LaPierre went for the emotional jugular with his conservative audience, attacking a national media “that is not just biased almost entirely one way, it also dumps gasoline on simple political disagreement to turn it into cultural IEDs.”

“They dehumanize (and) demonize us all by calling us every evil name in the book,” he observed.

He told the crowd that “another definition of terrorism is violence in the name of politics.”

LaPierre warned that terrorists are already here, pointing to Boston and San Bernardino as examples.

He repeatedly attacked media bias, and he illustrated that by showing a 2003 video of his appearance on CNN when he accused the network of faking a story about the difference between a semi-auto full-auto firearms. That video brought a rousing applause.

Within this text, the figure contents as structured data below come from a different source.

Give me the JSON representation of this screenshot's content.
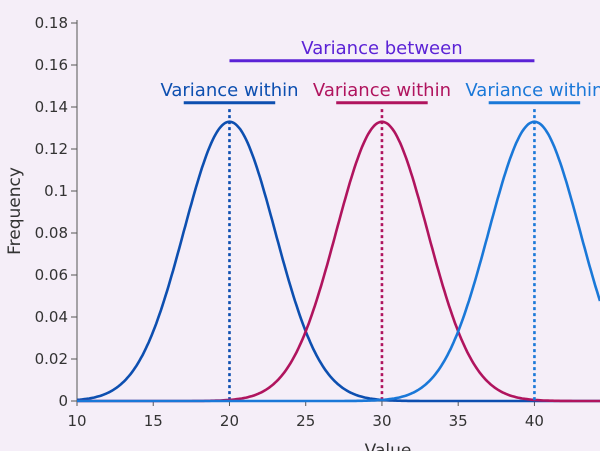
{
  "chart_data": {
    "type": "line",
    "title": "",
    "xlabel": "Value",
    "ylabel": "Frequency",
    "xlim": [
      10,
      44.3
    ],
    "ylim": [
      0,
      0.18
    ],
    "xticks": [
      10,
      15,
      20,
      25,
      30,
      35,
      40
    ],
    "xtick_labels": [
      "10",
      "15",
      "20",
      "25",
      "30",
      "35",
      "40"
    ],
    "yticks": [
      0,
      0.02,
      0.04,
      0.06,
      0.08,
      0.1,
      0.12,
      0.14,
      0.16,
      0.18
    ],
    "ytick_labels": [
      "0",
      "0.02",
      "0.04",
      "0.06",
      "0.08",
      "0.1",
      "0.12",
      "0.14",
      "0.16",
      "0.18"
    ],
    "grid": false,
    "series": [
      {
        "mean": 20,
        "sd": 3,
        "color": "#0d4fb0"
      },
      {
        "mean": 30,
        "sd": 3,
        "color": "#b0145e"
      },
      {
        "mean": 40,
        "sd": 3,
        "color": "#1a78d8"
      }
    ],
    "annotations": [
      {
        "text": "Variance between",
        "color": "#5b22d6",
        "x_start": 20,
        "x_end": 40,
        "y": 0.162
      },
      {
        "text": "Variance within",
        "color": "#0d4fb0",
        "x_start": 17,
        "x_end": 23,
        "y": 0.142
      },
      {
        "text": "Variance within",
        "color": "#b0145e",
        "x_start": 27,
        "x_end": 33,
        "y": 0.142
      },
      {
        "text": "Variance within",
        "color": "#1a78d8",
        "x_start": 37,
        "x_end": 43,
        "y": 0.142
      }
    ]
  }
}
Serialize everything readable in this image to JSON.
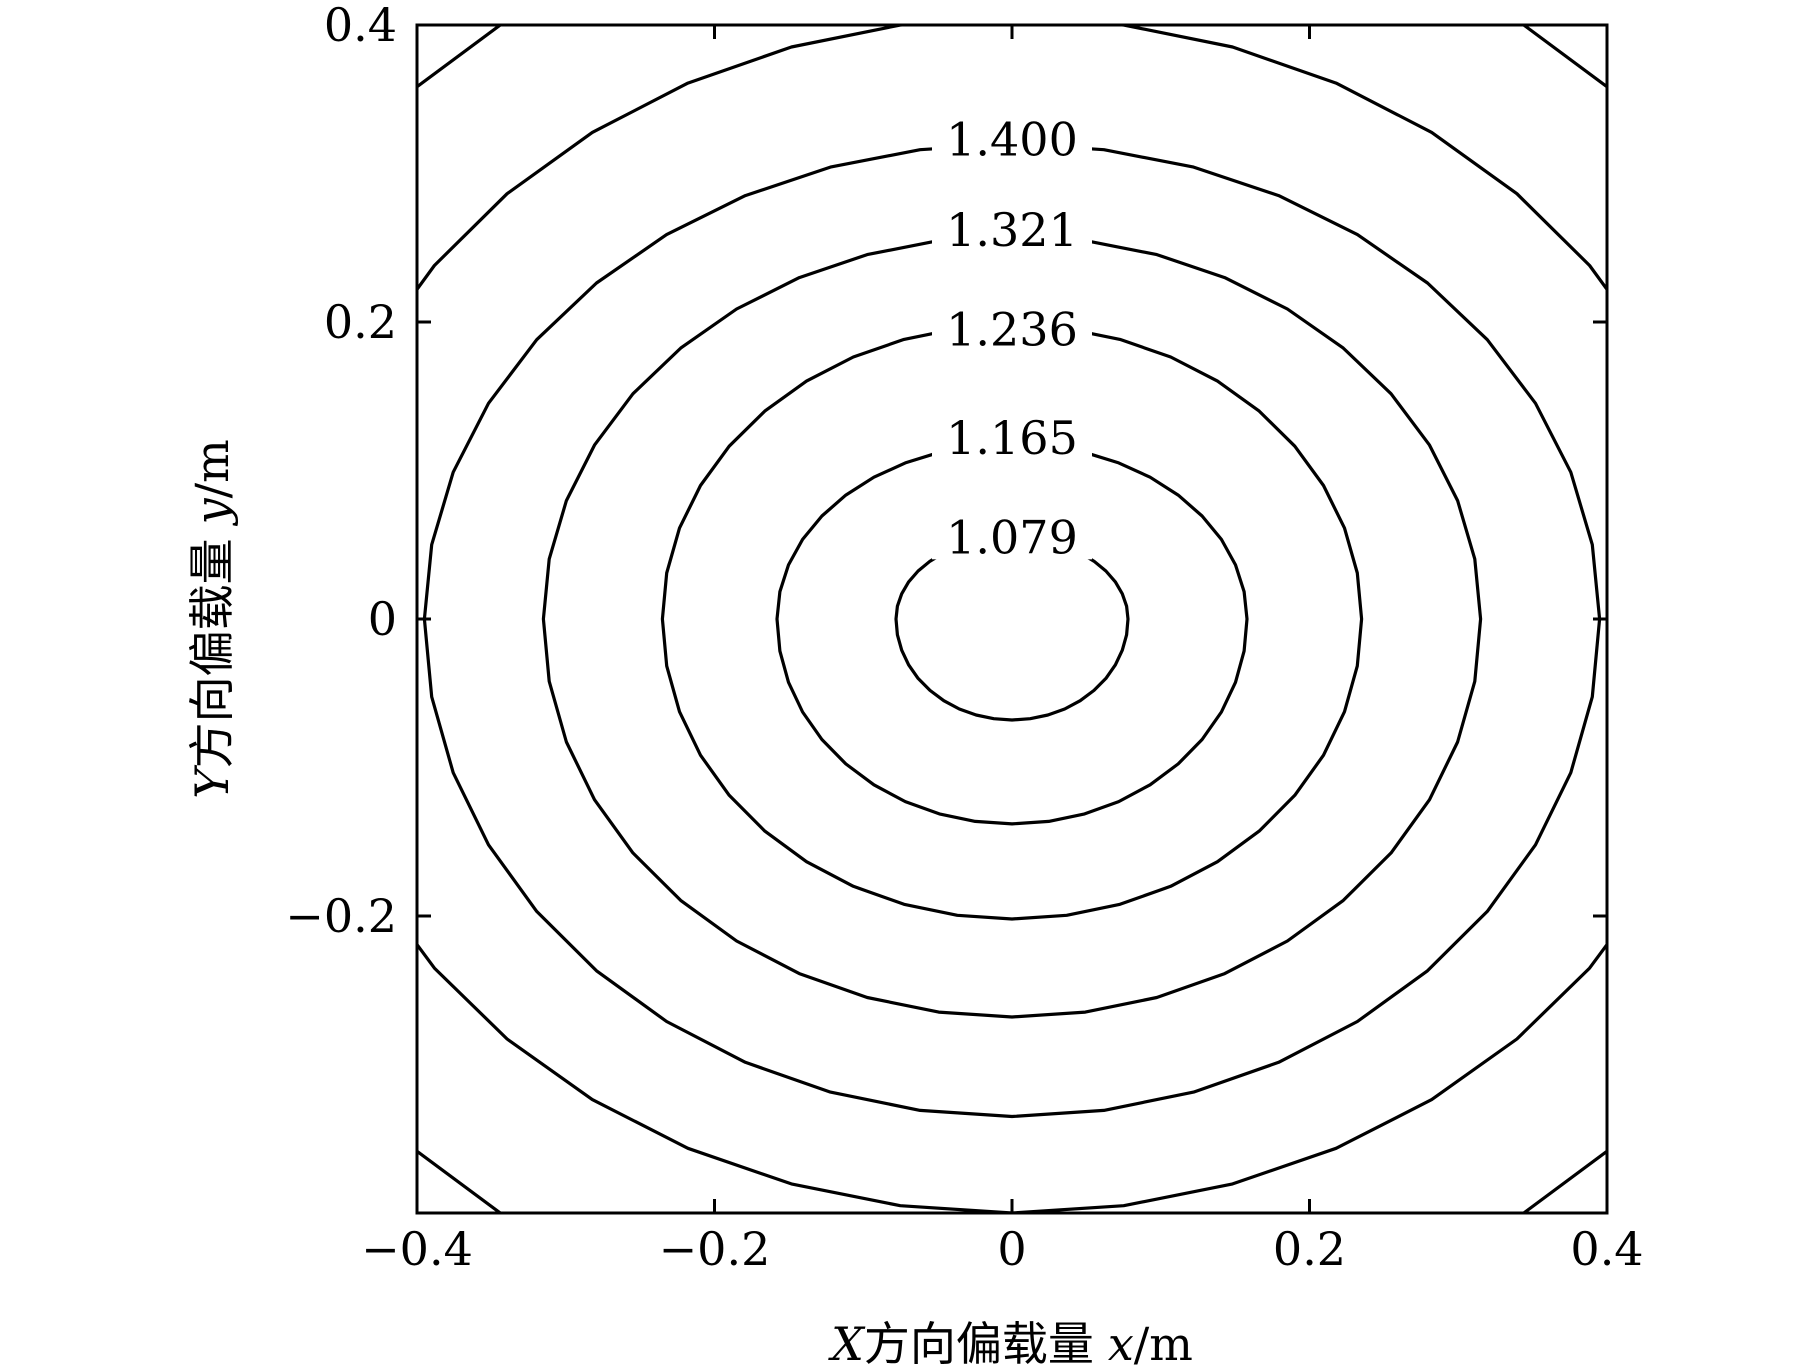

LaPierre didn’t stop there. Indeed, he seemed to be just warming up.

He criticized the news media of carrying on a not-so-subtle campaign to derail the Trump agenda.

“You can hear it in their tone, their sneers,” he said. “You can literally see the disdain on their faces. Everything from their word choices to their inflection is trained on one target: purposely and maliciously destroying the Trump presidency, no matter what it takes and no matter what it costs.”

The Second Amendment advocate then turned his attention to the First Amendment, criticizing attacks on conservative speakers on university and college campuses, including Berkley, where the free speech movement was born five decades ago.

“God help you if you’re a conservative and you want to speak on a college campus today, anywhere in this country,” he said, bringing another rousing applause from the audience, which was made up largely of young 20-something conservatives.

“They call people fascists,” LaPierre observed about the tactics to silence conservatives, “and yet they use the same brutal tactics that the fascists used in Europe in the 20s and the 30s.”

Returning to a familiar subject, LaPierre noted that NRA members helped put Trump in office when the media and pundits never expected it. That much is underscored by a piece in the March 6 issue of the Weekly Standard in which Executive Editor Fred Barnes gives considerable credit to the NRA for making the difference in the November election.

In closing, he encouraged the audience to “stand up” and “stand with” the NRA to protect the nation’s freedom.